Vier uur aan een stuk gewerkt om den hof te beginnen opkuisen. Een hele koer vlinderstruiken: één voor één de takken in stukken van maximaal 30 centimeter breken.
Met de hand, wegens secateur kapot. En de grotere stammen met een mes afsnijden, wegens geen zaag.
Dit was de toestand toen de ene helft gedaan was:
En hier kon ik mijn handen bijna niet meer open en toe doen:
Volgend weekend gaat alles naar het containerpark. En dan kan een echte tuinmens de wortels komen opgraven, want dat kan ik niet.
En ook iets doen met de rozenstruik in de hoek: daar begin ik echt niet aan zonder handschoenen. Hij is het laatste jaar ongeveer twee en een halve meter hoog geworden, en ik had hem nochtans enorm hard gesnoeid de laatste keer.
Dit, trouwens, is wat er overgebleven is van een hele hof vol planten tot ver boven mijn hoofd:
En dit is dus het canvas waar de tuinarchitect mee aan de slag kan gaan:
De linkermuur zal waarschijnlijk blijven zoals hij is, de rechtermuur effen gezet en wit of licht geverfd. In een vorige versie van onze Wilde Plannen waren we van plan daar iets Russisch-achtigs op te laten zetten, genre constructivisme of suprematisme:
…maar daar is geen geld voor. Wit, dus. Misschien iets dat de muur niet kapot maakt en toch leutig is. Hangende planten. Iets met licht. Een schap misschien. Een bijenhotel. Iets.
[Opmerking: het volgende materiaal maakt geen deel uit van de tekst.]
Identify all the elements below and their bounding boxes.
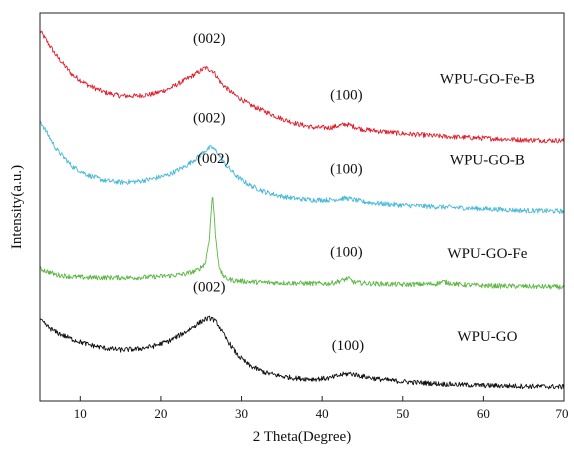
peak-label-wpu-go: (100) [332, 338, 365, 354]
series-name-label-wpu-go-b: WPU-GO-B [450, 153, 525, 169]
x-tick-label: 50 [396, 406, 409, 421]
x-tick-label: 70 [556, 406, 569, 421]
annotation-layer: (002) (100) (002) (100) (002) (100) (002) (100)… [193, 31, 535, 354]
y-axis-label: Intensity(a.u.) [9, 165, 25, 249]
series-line-wpu-go-fe [39, 197, 565, 290]
series-layer [39, 29, 565, 390]
peak-label-wpu-go: (002) [193, 280, 226, 296]
plot-frame [39, 12, 565, 402]
x-tick-label: 60 [477, 406, 490, 421]
series-line-wpu-go [39, 315, 565, 390]
series-line-wpu-go-b [39, 120, 565, 214]
peak-label-wpu-go-b: (100) [330, 161, 363, 177]
series-name-label-wpu-go-fe-b: WPU-GO-Fe-B [440, 72, 535, 88]
x-tick-label: 40 [316, 406, 329, 421]
peak-label-wpu-go-fe-b: (002) [193, 31, 226, 47]
series-line-wpu-go-fe-b [39, 29, 565, 144]
x-tick-label: 10 [74, 406, 87, 421]
peak-label-wpu-go-b: (002) [193, 110, 226, 126]
x-tick-label: 30 [235, 406, 248, 421]
peak-label-wpu-go-fe-b: (100) [330, 87, 363, 103]
x-axis: 10 20 30 40 50 60 70 [74, 396, 569, 421]
x-tick-label: 20 [154, 406, 167, 421]
series-name-label-wpu-go-fe: WPU-GO-Fe [447, 246, 527, 262]
peak-label-wpu-go-fe: (002) [197, 151, 230, 167]
series-name-label-wpu-go: WPU-GO [457, 329, 517, 345]
x-axis-label: 2 Theta(Degree) [253, 429, 351, 445]
peak-label-wpu-go-fe: (100) [330, 244, 363, 260]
Dat zien we dan wel, denk ik.
Envoor de rest: plaats om te zitten, iets van bodembedekker dat geen gras is, iets van verhoogde plantendingen met iets van bloemen en iets van kruiden in. En verlichting ergens. Of zo.
We zien ook wel.
De voorlopige timing dus nog altijd: lente alles klaar. Volgende week alles naar containerpark.